Competency Based Learning

Girl playing with paint

Competency based instruction is different than the one-size-fits-all curriculum driven model we’ve been using in most schools for more than a century and a half.  It offers a different contextual framework for planning and delivering instruction, which will require a different set of teaching skills.

Competency based learning is focused on student learning outcomes, and is built with the following design principles in mind:

1. Students advance upon mastery, not age.

2. The pathway to competency is built with explicit and measurable learning objectives.

3. Assessment is primarily formative, and skills or concepts are assessed in multiple contexts to guarantee both deep understanding and application.

It all starts with clear learning goals.  With a small set of clearly defined crucial outcomes, or a clear pathway to competency, and a goal of competency for every child, teachers work within a different system designed to produce far more competent learners.  Clear learning goals provide the objective toward which we will work until the job is done.

In the competency model, students are not passed along with significant gaps in understanding which cause them to fall further and further behind.  For the identified crucial learning outcomes, instruction is designed to match the developmental readiness of the students, so that they are engaged and challenged but not frustrated.  Students advance upon mastery to higher levels of skill and challenge.

The Early Learning Foundation has developed a competency based learning structure for preschool and grades one through three, the Essential Skill Inventories.  Bob Sornson, our founder, has worked internationally with schools and universities to develop high quality competency based learning initiatives at every level.

His book, Over-Tested and Under-Prepared: Using Competency Based Learning to Transform Our Schools is the  leading guide for districts, universities, and organizations trying to develop effective competency based learning systems.  Contact the Early Learning Foundation for more information about how we can support your work.

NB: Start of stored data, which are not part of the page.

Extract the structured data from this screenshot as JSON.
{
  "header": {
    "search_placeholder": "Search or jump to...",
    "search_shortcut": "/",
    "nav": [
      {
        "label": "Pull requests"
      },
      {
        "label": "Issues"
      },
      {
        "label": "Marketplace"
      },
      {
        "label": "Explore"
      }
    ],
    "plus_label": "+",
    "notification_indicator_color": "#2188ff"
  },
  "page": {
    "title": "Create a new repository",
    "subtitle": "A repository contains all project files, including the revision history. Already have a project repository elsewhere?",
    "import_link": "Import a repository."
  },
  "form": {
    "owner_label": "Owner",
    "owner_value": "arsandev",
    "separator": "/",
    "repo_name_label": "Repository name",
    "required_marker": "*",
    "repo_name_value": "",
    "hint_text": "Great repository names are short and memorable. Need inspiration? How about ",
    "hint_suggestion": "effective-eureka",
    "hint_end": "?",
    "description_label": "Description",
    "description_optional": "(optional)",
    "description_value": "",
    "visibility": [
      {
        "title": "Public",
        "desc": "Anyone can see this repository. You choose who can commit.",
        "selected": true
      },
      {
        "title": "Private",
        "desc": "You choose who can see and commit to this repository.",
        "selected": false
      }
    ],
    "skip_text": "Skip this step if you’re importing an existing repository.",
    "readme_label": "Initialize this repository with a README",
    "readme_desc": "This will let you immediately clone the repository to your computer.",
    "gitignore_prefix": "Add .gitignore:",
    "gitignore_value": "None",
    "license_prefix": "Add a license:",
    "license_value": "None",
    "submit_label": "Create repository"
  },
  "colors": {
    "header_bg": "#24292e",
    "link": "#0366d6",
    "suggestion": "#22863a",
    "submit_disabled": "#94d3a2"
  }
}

Special Projects and Research:

Simpson Central School, Pinola, MS.  This rural school of about 500 students is a Title 1 school serving 20 small surrounding communities, with over 75% eligibility for free or reduced lunch, and a student population of 52% Caucasian and 48% African American.  The school historically demonstrated over 60% of students performing below grade level in reading at the end of third grade, and special education rates above state and national average.  After learning to use the Essential Skill Inventories as a competency framework, and to consistently personalize instruction to help each child build essential skills, proficiency rates on grade 3 state achievement tests increased from 37% in literacy to over 85%, and from 59% in math to over 90% proficiency.  This previously struggling school became an “A” rated school of excellence, in spite of high rates of family poverty.

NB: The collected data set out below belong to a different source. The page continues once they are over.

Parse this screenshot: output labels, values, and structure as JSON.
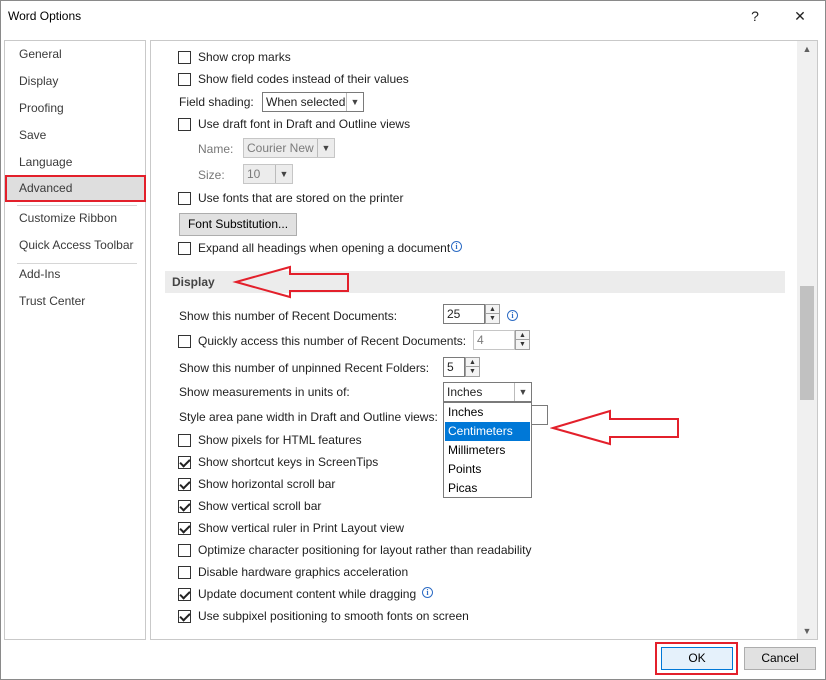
{
  "window": {
    "title": "Word Options",
    "help_label": "?",
    "close_label": "✕"
  },
  "nav": {
    "items": [
      {
        "label": "General"
      },
      {
        "label": "Display"
      },
      {
        "label": "Proofing"
      },
      {
        "label": "Save"
      },
      {
        "label": "Language"
      },
      {
        "label": "Advanced",
        "selected": true
      },
      {
        "label": "Customize Ribbon"
      },
      {
        "label": "Quick Access Toolbar"
      },
      {
        "label": "Add-Ins"
      },
      {
        "label": "Trust Center"
      }
    ]
  },
  "top_options": {
    "show_crop_marks": {
      "label": "Show crop marks",
      "checked": false
    },
    "show_field_codes": {
      "label": "Show field codes instead of their values",
      "checked": false
    },
    "field_shading": {
      "label": "Field shading:",
      "value": "When selected"
    },
    "draft_font": {
      "label": "Use draft font in Draft and Outline views",
      "checked": false
    },
    "name": {
      "label": "Name:",
      "value": "Courier New"
    },
    "size": {
      "label": "Size:",
      "value": "10"
    },
    "printer_fonts": {
      "label": "Use fonts that are stored on the printer",
      "checked": false
    },
    "font_substitution_button": "Font Substitution...",
    "expand_headings": {
      "label": "Expand all headings when opening a document",
      "checked": false
    }
  },
  "display_section": {
    "title": "Display",
    "recent_docs": {
      "label": "Show this number of Recent Documents:",
      "value": "25"
    },
    "quick_access": {
      "label": "Quickly access this number of Recent Documents:",
      "value": "4",
      "checked": false
    },
    "recent_folders": {
      "label": "Show this number of unpinned Recent Folders:",
      "value": "5"
    },
    "measurement_units": {
      "label": "Show measurements in units of:",
      "value": "Inches"
    },
    "style_area": {
      "label": "Style area pane width in Draft and Outline views:"
    },
    "pixels_html": {
      "label": "Show pixels for HTML features",
      "checked": false
    },
    "shortcut_keys": {
      "label": "Show shortcut keys in ScreenTips",
      "checked": true
    },
    "horizontal_scroll": {
      "label": "Show horizontal scroll bar",
      "checked": true
    },
    "vertical_scroll": {
      "label": "Show vertical scroll bar",
      "checked": true
    },
    "vertical_ruler": {
      "label": "Show vertical ruler in Print Layout view",
      "checked": true
    },
    "optimize_char": {
      "label": "Optimize character positioning for layout rather than readability",
      "checked": false
    },
    "disable_hw": {
      "label": "Disable hardware graphics acceleration",
      "checked": false
    },
    "update_dragging": {
      "label": "Update document content while dragging",
      "checked": true
    },
    "subpixel": {
      "label": "Use subpixel positioning to smooth fonts on screen",
      "checked": true
    }
  },
  "units_dropdown": {
    "options": [
      "Inches",
      "Centimeters",
      "Millimeters",
      "Points",
      "Picas"
    ],
    "highlighted": "Centimeters"
  },
  "footer": {
    "ok_label": "OK",
    "cancel_label": "Cancel"
  },
  "icons": {
    "info": "i",
    "combo_arrow": "▼",
    "spin_up": "▲",
    "spin_down": "▼",
    "scroll_up": "▲",
    "scroll_down": "▼"
  },
  "colors": {
    "highlight_red": "#e3202b",
    "selection_blue": "#0078d7"
  }
}
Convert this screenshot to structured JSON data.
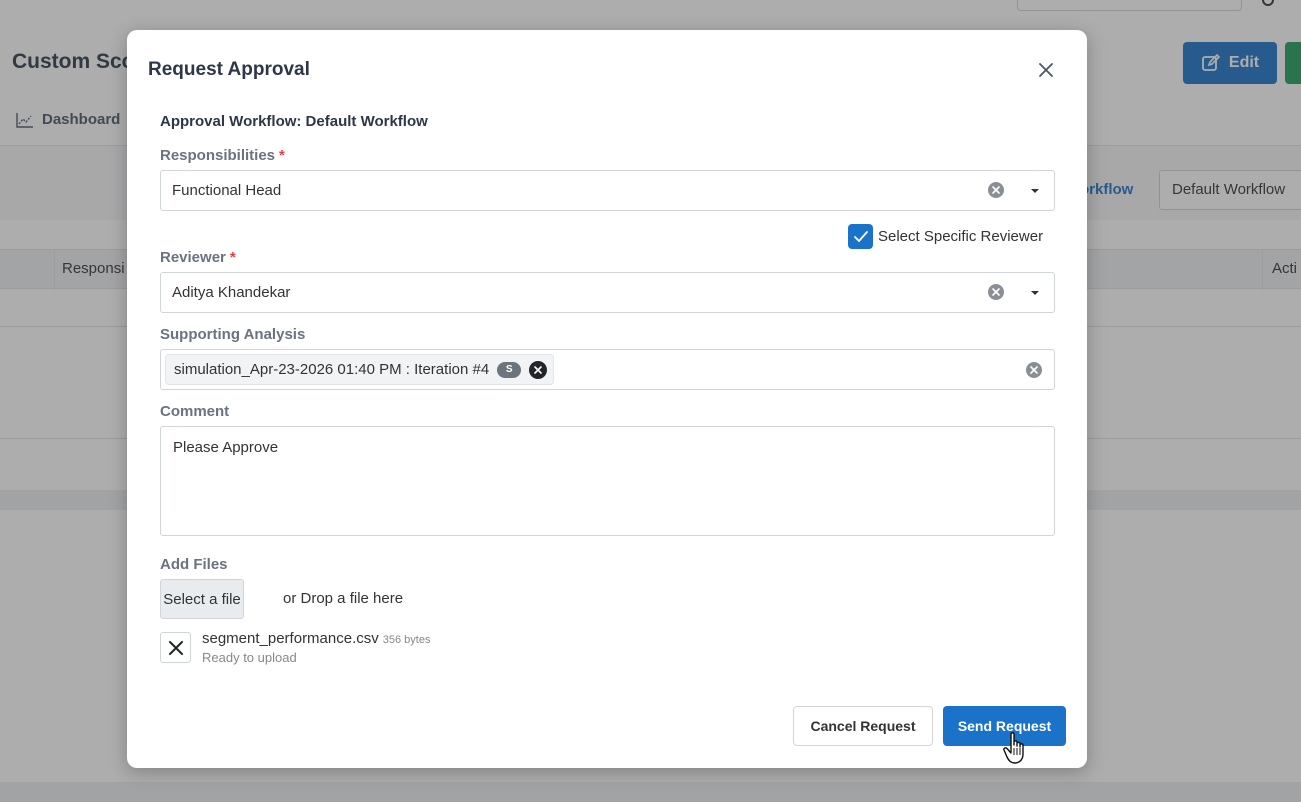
{
  "background": {
    "page_title": "Custom Sco",
    "edit_label": "Edit",
    "tab_dashboard": "Dashboard",
    "workflow_link": "orkflow",
    "workflow_select": "Default Workflow",
    "col_responsibility": "Responsi",
    "col_action": "Acti"
  },
  "modal": {
    "title": "Request Approval",
    "workflow_heading": "Approval Workflow: Default Workflow",
    "responsibilities": {
      "label": "Responsibilities",
      "required_mark": "*",
      "value": "Functional Head"
    },
    "specific_reviewer": {
      "label": "Select Specific Reviewer",
      "checked": true
    },
    "reviewer": {
      "label": "Reviewer",
      "required_mark": "*",
      "value": "Aditya Khandekar"
    },
    "supporting_analysis": {
      "label": "Supporting Analysis",
      "tags": [
        {
          "text": "simulation_Apr-23-2026 01:40 PM : Iteration #4",
          "badge": "S"
        }
      ]
    },
    "comment": {
      "label": "Comment",
      "value": "Please Approve"
    },
    "add_files": {
      "label": "Add Files",
      "select_button": "Select a file",
      "drop_text": "or Drop a file here",
      "files": [
        {
          "name": "segment_performance.csv",
          "size": "356 bytes",
          "status": "Ready to upload"
        }
      ]
    },
    "buttons": {
      "cancel": "Cancel Request",
      "send": "Send Request"
    }
  },
  "colors": {
    "primary": "#1a73c8",
    "success": "#1e9e5a",
    "required": "#e53e3e"
  }
}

Corinth-Alcorn-Prentiss Learning Collaborative, MS:  At the beginning of the 2015-16 school year, preschool students in the Corinth-Alcorn-Prentiss Learning Collaborative were tested using the Star Early Literacy assessment as part of a state-wide assessment process.  Only 20.1% of these children scored at or above a standard score of 498, the level associated with readiness for Kindergarten entry.  Staff was given training in the use of the Preschool Essential Skill Inventories, and learned to monitor progress weekly, and know their students’ learning needs more precisely.

By the end of the year, more than 85% of the students showed the literacy skills for K readiness.  This pattern of growth gave this collaborative in Northeast Mississippi the highest rate of kindergarten literacy readiness in the state, along with the second highest rate of scaled score improvement in the state.